Lee would've been a better pick, considering he was offered a position in the union army but said no and defected to the confederac

but still, nice to see you alive

also, who is that bottom left?
 
Lee would've been a better pick, considering he was offered a position in the union army but said no and defected to the confederac

but still, nice to see you alive

also, who is that bottom left?
Nah, since he fought primarily for the Confederacy during the Civil War, so he did nothing of note, either positive or negative for the Union. The same cannot be said for McClellan.

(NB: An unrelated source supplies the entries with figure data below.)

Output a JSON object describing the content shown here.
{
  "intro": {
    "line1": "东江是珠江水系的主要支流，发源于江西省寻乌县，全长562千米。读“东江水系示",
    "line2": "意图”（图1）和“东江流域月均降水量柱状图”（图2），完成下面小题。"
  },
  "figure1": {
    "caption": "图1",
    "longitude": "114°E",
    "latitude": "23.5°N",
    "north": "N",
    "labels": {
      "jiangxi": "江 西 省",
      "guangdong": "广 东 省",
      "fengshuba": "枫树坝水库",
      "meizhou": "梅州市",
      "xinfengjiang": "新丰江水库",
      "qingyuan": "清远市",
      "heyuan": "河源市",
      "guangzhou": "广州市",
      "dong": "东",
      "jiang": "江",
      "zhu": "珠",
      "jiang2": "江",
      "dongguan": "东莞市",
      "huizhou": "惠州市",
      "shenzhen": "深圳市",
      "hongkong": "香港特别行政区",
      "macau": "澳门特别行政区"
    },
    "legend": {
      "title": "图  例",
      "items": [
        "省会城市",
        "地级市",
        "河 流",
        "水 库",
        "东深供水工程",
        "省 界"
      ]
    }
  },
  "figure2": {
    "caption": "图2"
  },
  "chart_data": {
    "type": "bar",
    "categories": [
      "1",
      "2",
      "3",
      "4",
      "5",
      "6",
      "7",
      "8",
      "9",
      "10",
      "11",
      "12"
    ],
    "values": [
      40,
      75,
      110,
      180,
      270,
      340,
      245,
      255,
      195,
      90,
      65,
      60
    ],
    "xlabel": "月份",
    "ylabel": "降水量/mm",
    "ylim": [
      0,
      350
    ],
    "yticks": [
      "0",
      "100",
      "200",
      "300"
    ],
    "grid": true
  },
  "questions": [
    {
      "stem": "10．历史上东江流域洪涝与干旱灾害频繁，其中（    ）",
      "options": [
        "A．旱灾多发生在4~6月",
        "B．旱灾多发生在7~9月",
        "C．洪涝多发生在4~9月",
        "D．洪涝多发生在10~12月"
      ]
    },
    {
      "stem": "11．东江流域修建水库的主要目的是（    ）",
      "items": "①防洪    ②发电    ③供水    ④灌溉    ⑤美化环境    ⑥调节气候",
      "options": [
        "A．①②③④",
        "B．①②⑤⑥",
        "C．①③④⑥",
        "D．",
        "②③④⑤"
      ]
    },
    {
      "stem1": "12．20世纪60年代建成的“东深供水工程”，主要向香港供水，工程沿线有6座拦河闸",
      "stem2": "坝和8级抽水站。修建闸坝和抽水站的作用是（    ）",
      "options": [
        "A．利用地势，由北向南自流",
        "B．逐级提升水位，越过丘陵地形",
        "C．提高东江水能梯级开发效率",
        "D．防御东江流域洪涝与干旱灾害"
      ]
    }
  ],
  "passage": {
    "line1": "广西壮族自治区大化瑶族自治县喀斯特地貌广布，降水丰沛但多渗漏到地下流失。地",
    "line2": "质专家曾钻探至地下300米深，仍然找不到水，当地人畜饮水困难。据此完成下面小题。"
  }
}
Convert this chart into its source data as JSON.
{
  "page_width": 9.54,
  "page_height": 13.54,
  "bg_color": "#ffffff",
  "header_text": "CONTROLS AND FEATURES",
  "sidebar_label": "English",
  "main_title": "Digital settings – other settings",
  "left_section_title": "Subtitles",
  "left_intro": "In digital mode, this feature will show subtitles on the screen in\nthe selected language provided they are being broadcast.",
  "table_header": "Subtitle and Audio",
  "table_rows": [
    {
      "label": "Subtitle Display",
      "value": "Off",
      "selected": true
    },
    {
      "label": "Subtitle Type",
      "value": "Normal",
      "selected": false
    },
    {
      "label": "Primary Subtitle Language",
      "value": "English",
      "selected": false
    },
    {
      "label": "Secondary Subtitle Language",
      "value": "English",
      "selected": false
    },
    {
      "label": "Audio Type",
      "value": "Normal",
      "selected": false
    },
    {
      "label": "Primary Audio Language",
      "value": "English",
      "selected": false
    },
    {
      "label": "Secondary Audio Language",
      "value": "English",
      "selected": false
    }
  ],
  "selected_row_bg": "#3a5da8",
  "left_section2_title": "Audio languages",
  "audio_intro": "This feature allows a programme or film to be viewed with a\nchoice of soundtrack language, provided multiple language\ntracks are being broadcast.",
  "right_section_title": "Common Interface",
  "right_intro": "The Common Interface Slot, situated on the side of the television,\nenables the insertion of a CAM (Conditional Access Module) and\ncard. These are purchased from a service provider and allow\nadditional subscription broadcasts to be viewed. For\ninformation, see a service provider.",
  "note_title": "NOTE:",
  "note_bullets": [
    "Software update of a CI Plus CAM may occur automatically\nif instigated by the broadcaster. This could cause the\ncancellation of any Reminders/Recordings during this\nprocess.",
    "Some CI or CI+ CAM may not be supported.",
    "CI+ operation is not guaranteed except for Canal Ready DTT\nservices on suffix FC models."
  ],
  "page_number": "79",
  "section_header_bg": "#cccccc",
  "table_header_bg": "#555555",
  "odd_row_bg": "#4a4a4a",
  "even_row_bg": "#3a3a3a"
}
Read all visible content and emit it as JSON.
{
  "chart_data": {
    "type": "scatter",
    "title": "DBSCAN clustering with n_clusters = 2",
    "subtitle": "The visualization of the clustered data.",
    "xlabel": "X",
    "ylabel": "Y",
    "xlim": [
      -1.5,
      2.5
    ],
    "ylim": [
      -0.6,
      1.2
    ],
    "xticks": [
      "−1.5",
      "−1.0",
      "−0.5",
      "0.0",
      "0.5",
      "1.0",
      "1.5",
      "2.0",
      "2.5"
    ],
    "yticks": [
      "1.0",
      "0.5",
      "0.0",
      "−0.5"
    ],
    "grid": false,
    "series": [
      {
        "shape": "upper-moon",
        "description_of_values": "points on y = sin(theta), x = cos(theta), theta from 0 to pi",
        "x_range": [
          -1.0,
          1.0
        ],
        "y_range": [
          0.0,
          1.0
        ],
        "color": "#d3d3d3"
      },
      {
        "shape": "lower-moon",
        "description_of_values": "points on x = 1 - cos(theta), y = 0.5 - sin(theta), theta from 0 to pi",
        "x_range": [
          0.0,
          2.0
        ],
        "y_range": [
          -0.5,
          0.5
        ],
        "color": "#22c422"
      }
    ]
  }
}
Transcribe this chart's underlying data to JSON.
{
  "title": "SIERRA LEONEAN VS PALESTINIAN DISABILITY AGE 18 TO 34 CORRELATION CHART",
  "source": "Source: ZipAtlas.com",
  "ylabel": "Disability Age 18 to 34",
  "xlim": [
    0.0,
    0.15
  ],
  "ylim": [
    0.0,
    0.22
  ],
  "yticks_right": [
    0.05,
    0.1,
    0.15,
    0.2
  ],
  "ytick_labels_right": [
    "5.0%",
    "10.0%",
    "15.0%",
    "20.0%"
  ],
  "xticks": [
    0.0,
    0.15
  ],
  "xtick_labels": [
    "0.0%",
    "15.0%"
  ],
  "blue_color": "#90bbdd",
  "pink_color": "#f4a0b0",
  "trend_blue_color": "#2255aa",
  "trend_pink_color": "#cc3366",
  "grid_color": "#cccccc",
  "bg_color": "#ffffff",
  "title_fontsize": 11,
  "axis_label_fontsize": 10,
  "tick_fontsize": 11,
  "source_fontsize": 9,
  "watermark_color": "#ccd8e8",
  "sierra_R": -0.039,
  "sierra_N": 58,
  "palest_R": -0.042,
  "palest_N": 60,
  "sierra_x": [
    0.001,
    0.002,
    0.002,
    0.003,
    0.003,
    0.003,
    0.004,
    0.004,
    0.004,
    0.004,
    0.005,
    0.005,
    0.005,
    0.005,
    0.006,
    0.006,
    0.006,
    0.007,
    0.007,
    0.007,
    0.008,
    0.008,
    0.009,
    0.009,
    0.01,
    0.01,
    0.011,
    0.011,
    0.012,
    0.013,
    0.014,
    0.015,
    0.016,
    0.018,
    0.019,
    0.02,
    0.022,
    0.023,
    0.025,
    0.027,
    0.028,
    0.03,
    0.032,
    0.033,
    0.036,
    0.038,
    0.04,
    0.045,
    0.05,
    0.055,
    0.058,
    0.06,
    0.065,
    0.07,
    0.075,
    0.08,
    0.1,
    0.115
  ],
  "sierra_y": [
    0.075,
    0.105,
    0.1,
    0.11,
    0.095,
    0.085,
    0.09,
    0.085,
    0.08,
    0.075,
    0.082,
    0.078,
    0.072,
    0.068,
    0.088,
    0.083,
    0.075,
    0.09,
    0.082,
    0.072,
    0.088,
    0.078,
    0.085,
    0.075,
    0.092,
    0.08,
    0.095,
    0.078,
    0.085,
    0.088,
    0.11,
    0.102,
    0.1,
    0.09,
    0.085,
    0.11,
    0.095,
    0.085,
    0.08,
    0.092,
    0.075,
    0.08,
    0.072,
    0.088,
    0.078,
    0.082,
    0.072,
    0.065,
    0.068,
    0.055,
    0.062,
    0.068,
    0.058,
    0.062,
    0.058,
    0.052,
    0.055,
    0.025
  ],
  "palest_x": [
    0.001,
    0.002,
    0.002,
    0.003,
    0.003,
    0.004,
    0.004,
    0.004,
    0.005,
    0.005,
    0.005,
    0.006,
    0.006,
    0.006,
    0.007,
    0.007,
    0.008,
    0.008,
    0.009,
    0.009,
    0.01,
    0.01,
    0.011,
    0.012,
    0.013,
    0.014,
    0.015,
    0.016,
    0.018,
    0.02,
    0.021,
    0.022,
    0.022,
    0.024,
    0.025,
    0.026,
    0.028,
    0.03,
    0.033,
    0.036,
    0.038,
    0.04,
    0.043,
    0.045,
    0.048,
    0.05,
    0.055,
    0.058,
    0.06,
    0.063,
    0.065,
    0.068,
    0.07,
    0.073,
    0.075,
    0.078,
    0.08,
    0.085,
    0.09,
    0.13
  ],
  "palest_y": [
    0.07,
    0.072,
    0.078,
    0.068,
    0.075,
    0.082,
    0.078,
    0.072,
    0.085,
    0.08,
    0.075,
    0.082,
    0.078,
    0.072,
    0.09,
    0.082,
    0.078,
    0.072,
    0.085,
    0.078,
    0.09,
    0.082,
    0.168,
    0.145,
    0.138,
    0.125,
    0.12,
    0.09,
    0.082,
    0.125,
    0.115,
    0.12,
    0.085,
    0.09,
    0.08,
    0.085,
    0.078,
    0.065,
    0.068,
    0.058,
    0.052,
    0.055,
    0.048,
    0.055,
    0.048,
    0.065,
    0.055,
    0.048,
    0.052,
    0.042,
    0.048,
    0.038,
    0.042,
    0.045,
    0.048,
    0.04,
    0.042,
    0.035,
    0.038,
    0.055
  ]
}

The bottom left is Robert Gould Shaw.
 
If the one in the centre is McClellan? IIRC he also helped save the union. Just with army logistics and not actual battles, which he was not great at.
I mean... I kinda disagree? While McClellan does deserve credit for training and organizing the Army of the Potomac, I really hesitate to say that his talents were unique. After all, McClellan didn't train and organize the Armies of the Tennessee and the Cumberland and those western armies made the most amount of progress for the Union in the war. Furthermore, McClellan kinda crippled the Union cavalry in the Eastern Theater by parceling out the volunteer cavalry regiments as guides and couriers. Of all people, John Pope, the much derided braggart who got smashed at Second Bull Run, did a better job of using the Union cavalry force by actually creating functioning cavalry brigades. It should also be noted that the success of Hooker's reforms in enhancing the efficiency of the Army of the Potomac suggests that McClellan's organization wasn't perfect to begin with.